Malek Khider s'agace. Laurent-Franck Liénard, avocat de la famille d'Aurélie Fouquet, en profite pour reprendre le flambeau.

- "Alors si vous aviez été dans cette camionnette [avec les tireurs], qu'est-ce qui aurait pu se passer, au pire ?

- Au pire j'aurais tiré en l'air. J'suis pas un assassin, j'suis pas Cendrillon, j'suis pas non plus un démon. Je n'aurais jamais tiré sur qui ce soit."

"Se taire, c'est la bonne solution pour éviter que des innocents se fassent tuer ?"

Laurent-Franck Liénard fait face à un accusé qui a un air narquois. Mais il ne veut pas lâcher le morceau.

- "Est-ce que se taire c'est la bonne solution pour éviter que des innocents se fassent tuer ? Il faut y réfléchir, faire votre introspection. Vous avez peur d'une balle perdue pour votre fils, mais demain, si le responsable de la mort d'Aurélie Fouquet tue quelqu'un d'autre, vous aurez votre part de responsabilité…

- Je comprends, mais ma famille est dehors, il y a des règlements de compte et ça ne change rien.

- Votre famille n'est pas en danger… Cela n'existe pas, des familles qui se font tuer parce que l'accusé a balancé. Ça existe en Sicile, pas en France… Vous êtes sûr que c'est pas votre sécurité que vous défendez ? Ou votre confort en prison ?

- Non."

"Dire des noms, ça va pas ramener Aurélie Fouquet"

Briser la loi du silence n'est pas chose aisée.

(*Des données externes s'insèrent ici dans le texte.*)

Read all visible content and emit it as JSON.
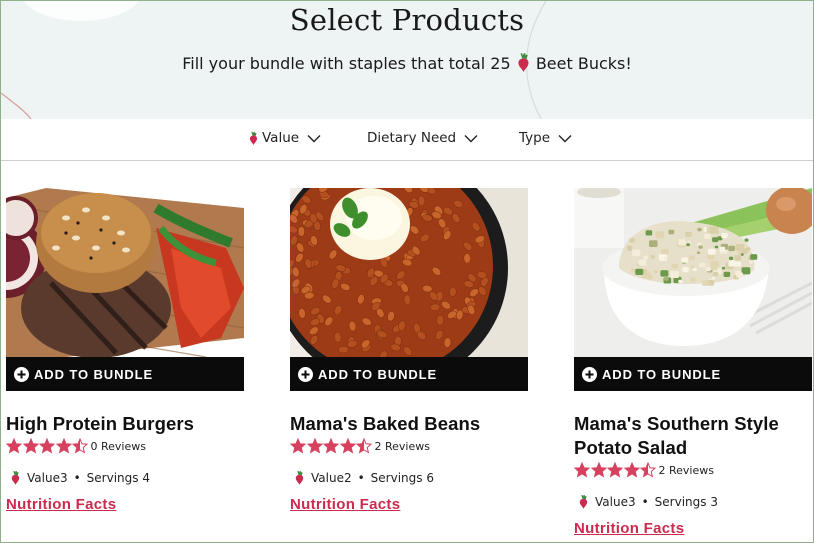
{
  "hero": {
    "title": "Select Products",
    "subtitle_before": "Fill your bundle with staples that total 25",
    "subtitle_after": "Beet Bucks!"
  },
  "filters": [
    {
      "label": "Value",
      "icon": "beet-icon"
    },
    {
      "label": "Dietary Need"
    },
    {
      "label": "Type"
    }
  ],
  "colors": {
    "accent": "#cc2b4e",
    "star": "#d7405e",
    "hero_bg": "#eef3f3",
    "button_bg": "#0b0b0b"
  },
  "add_label": "ADD TO BUNDLE",
  "products": [
    {
      "name": "High Protein Burgers",
      "rating": 4.5,
      "reviews": "0 Reviews",
      "value": "Value3",
      "servings": "Servings 4",
      "nutrition": "Nutrition Facts"
    },
    {
      "name": "Mama's Baked Beans",
      "rating": 4.5,
      "reviews": "2 Reviews",
      "value": "Value2",
      "servings": "Servings 6",
      "nutrition": "Nutrition Facts"
    },
    {
      "name": "Mama's Southern Style Potato Salad",
      "rating": 4.5,
      "reviews": "2 Reviews",
      "value": "Value3",
      "servings": "Servings 3",
      "nutrition": "Nutrition Facts"
    }
  ]
}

Laurent-Franck Liénard continue de s'y atteler. Il essaie de toucher la corde sensible de Malek Khider. Il parle du fils d'Aurélie Fouquet, Alexis. La veille, ce petit garçon de 7 ans a assisté aux débats. Il avait besoin de voir "les méchants qui ont tué sa maman". Il était dans le public, pendant que la psychologue qui l'a expertisé parlait de lui à la barre.

"Le petit Alexis, il souffre, vous l'avez vu, il est venu ici. Vous pouvez arrêter cette souffrance", insiste maître Liénard. Il sait qu'il s'adresse à un père de famille. "Pensez à l'image que vous donnez à votre fils." Celui-ci est très attaché à son père, la femme de Malek Khider l'a répété le matin-même.

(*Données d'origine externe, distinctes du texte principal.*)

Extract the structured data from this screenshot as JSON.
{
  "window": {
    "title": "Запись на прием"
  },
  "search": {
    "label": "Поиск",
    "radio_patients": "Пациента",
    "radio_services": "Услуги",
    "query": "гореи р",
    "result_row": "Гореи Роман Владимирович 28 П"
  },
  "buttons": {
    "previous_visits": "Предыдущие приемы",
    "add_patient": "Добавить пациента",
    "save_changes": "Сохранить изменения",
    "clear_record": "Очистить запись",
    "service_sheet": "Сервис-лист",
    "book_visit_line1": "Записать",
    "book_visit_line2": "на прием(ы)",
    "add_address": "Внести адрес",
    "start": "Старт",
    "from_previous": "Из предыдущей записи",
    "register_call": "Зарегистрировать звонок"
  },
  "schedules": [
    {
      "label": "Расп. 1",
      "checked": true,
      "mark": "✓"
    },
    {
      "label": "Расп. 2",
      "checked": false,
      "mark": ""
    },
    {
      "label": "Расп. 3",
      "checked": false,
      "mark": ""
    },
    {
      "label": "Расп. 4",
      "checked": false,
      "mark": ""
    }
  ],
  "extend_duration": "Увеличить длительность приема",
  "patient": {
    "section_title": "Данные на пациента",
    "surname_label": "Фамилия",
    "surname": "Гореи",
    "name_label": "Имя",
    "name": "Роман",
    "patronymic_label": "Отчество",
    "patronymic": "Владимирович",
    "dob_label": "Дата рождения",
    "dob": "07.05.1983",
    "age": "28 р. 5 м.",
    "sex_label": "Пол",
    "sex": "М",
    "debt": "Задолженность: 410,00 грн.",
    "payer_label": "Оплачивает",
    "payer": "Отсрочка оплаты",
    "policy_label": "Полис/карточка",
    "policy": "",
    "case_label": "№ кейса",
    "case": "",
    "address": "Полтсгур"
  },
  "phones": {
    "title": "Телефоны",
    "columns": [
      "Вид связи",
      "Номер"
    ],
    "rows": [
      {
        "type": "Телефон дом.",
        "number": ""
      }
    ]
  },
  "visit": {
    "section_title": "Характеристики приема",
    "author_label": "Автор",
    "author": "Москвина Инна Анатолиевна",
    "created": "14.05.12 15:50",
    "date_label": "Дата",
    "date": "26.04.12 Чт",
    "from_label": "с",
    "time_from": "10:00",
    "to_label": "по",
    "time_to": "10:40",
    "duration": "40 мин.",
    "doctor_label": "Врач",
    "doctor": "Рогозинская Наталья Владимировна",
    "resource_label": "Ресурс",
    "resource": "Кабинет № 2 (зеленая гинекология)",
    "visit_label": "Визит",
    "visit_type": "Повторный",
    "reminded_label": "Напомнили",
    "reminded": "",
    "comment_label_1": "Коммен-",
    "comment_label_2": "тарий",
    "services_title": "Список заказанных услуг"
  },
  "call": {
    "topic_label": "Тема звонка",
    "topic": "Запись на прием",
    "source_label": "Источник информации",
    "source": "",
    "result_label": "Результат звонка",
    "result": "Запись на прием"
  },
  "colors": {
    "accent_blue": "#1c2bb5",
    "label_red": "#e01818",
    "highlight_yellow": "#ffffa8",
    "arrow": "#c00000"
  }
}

- "En aucun cas je sais qui a tiré sur Aurélie Fouquet.

- Vous verrouillez l'information, mais être un type bien c'est aller au bout, et donc dire 'OK j’ai déconné', et dire la vérité. On ne sait rien aujourd’hui… Mais vous avez les clés.

- J'ai pas les clés. Je sais pas qui a tiré sur la policière. Dire des noms, ça va pas ramener Aurélie Fouquet et ça va engendrer de la violence."

"Vous me piégez un peu, là"

Malek Khider est cadenassé. Mais la joute n'est pas terminée. A l'avocate générale, Maryvonne Caillibotte, de le pousser dans ses retranchements. Elle insiste pour savoir quel était son rôle, pourquoi on l’a appelé pour ce braquage.

Elle revient sur les deux seuls noms que Malek Khider a donnés dans ce dossier. Ceux de personnes qui n'ont pas participé "à l'affaire" : Rédoine Faïd et Rabia Hideur, son "cousin". Malek Khider ne s'en souvient plus. S'embrouille. L'avocate générale prend les choses dans l'autre sens : "Et alors, qui d'autre n'était pas là ?" "Oh mais là, vous me la faites à l'envers…",  répond Malek Khider. Quelques rires fusent dans la salle après cette drôle de réplique.

Mais pour la première fois, Malek Khider est un peu déstabilisé. Les questions de l'avocate générale sont bien plus précises que celles du président de la cour d'assises le matin. "Vous me piégez un peu, là", confesse-t-il. "C'est le jeu", rétorque Maryvonne Caillibotte. A ce "petit jeu", Malek Khider, jugé en état de récidive, encourt une réclusion criminelle à perpétuité.

Jean-Claude Bisel, autre accusé, ne risque que trois ans de prison dans cette affaire. On lui reproche d'avoir veillé et caché Olivier Tracoulat, un accusé blessé qui n'a jamais été retrouvé. Jean-Claude Bisel a pris la parole le 24 mars pour désigner cet accusé, sans le nommer, comme le ou un des tireurs. Il avait promis de s'expliquer pendant son interrogatoire, laissant un mince espoir de voir surgir la vérité dans ce procès où règne l'omerta. Pourtant, mercredi, il n'a donné aucune information supplémentaire. Devant la cour, lui aussi joue au roi du silence.